At 1 p.m. in Costa Mesa, Judith Stele was buried alongside her husband and Friedman.
Fine, the official at Malinow and Silverman who was hired by the Kanter family to dispose of their mother's remains, said in a brief telephone interview, "I have no comment. It has nothing to do with us. It's a tragedy."
Curt Owen, a funeral director at Service Corp. International, which owns both Pacific View and Harbor Lawn, blamed officials in Tennessee for the mistake.
He said his organization picked up the remains of three bodies from Los Angeles International Airport that were identified as the Steles and Friedman.
He said the mistake had to have occurred at a mortuary that was contracted to send the remains to California – Reed's Chapel in Lexington, Tenn. – or at Henderson County Community Hospital, where the remains initially were sent.
Officials at Reed's Chapel and the hospital could not be reached late today.

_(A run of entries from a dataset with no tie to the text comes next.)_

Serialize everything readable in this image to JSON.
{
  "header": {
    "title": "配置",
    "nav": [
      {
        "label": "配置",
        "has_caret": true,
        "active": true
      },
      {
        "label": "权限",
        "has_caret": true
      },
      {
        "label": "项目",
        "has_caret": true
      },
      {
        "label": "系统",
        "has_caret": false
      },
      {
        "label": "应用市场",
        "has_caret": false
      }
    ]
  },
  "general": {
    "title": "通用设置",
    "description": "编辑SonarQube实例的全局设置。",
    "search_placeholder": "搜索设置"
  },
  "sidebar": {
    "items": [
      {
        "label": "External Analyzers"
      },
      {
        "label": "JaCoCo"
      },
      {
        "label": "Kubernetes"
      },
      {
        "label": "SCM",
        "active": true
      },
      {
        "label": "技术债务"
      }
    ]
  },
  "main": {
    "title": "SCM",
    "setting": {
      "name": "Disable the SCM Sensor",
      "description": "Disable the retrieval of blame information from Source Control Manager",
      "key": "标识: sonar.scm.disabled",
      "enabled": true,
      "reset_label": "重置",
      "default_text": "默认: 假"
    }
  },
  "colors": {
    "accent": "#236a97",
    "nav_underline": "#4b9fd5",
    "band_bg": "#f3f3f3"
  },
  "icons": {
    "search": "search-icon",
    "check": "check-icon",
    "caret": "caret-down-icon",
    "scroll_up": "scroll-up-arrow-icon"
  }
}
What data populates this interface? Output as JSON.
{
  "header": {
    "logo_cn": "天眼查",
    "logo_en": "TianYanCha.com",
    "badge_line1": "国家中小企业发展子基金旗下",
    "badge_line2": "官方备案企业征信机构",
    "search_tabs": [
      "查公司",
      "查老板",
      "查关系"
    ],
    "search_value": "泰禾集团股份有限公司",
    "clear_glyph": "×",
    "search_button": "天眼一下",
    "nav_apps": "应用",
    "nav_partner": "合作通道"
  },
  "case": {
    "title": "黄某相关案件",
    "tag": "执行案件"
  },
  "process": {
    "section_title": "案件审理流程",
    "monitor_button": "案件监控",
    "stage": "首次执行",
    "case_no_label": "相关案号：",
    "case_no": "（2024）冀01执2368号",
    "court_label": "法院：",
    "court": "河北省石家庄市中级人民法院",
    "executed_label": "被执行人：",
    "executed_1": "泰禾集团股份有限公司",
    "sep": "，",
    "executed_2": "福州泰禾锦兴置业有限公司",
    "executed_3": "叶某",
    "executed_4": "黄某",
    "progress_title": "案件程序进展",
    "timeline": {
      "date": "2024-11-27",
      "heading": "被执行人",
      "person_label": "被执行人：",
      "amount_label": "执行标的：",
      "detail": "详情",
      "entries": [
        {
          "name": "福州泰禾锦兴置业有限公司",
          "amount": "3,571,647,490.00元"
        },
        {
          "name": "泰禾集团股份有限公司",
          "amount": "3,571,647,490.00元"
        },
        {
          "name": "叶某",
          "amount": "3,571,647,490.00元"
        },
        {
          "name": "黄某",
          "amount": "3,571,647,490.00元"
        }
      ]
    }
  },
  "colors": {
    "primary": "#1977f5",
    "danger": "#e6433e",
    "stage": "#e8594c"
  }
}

"No California funeral home was at fault here,'' Owen said. "Funeral homes sometimes get a bad name. In this case, we did everything in our power to make sure the situation was corrected.''
Russ Reinoehl said the mix-up has caused the Kanter family deep anguish.
"It was terrible to be told that our mother was in pieces,'' he said, referring to the condition of Judith Stele. He said he later found out that his mother's body was not as traumatized.
Reinoehl noted that four close friends who spent a lot of time together ended up being buried on the same day together.
"We're trying to look at the bright side,'' he said.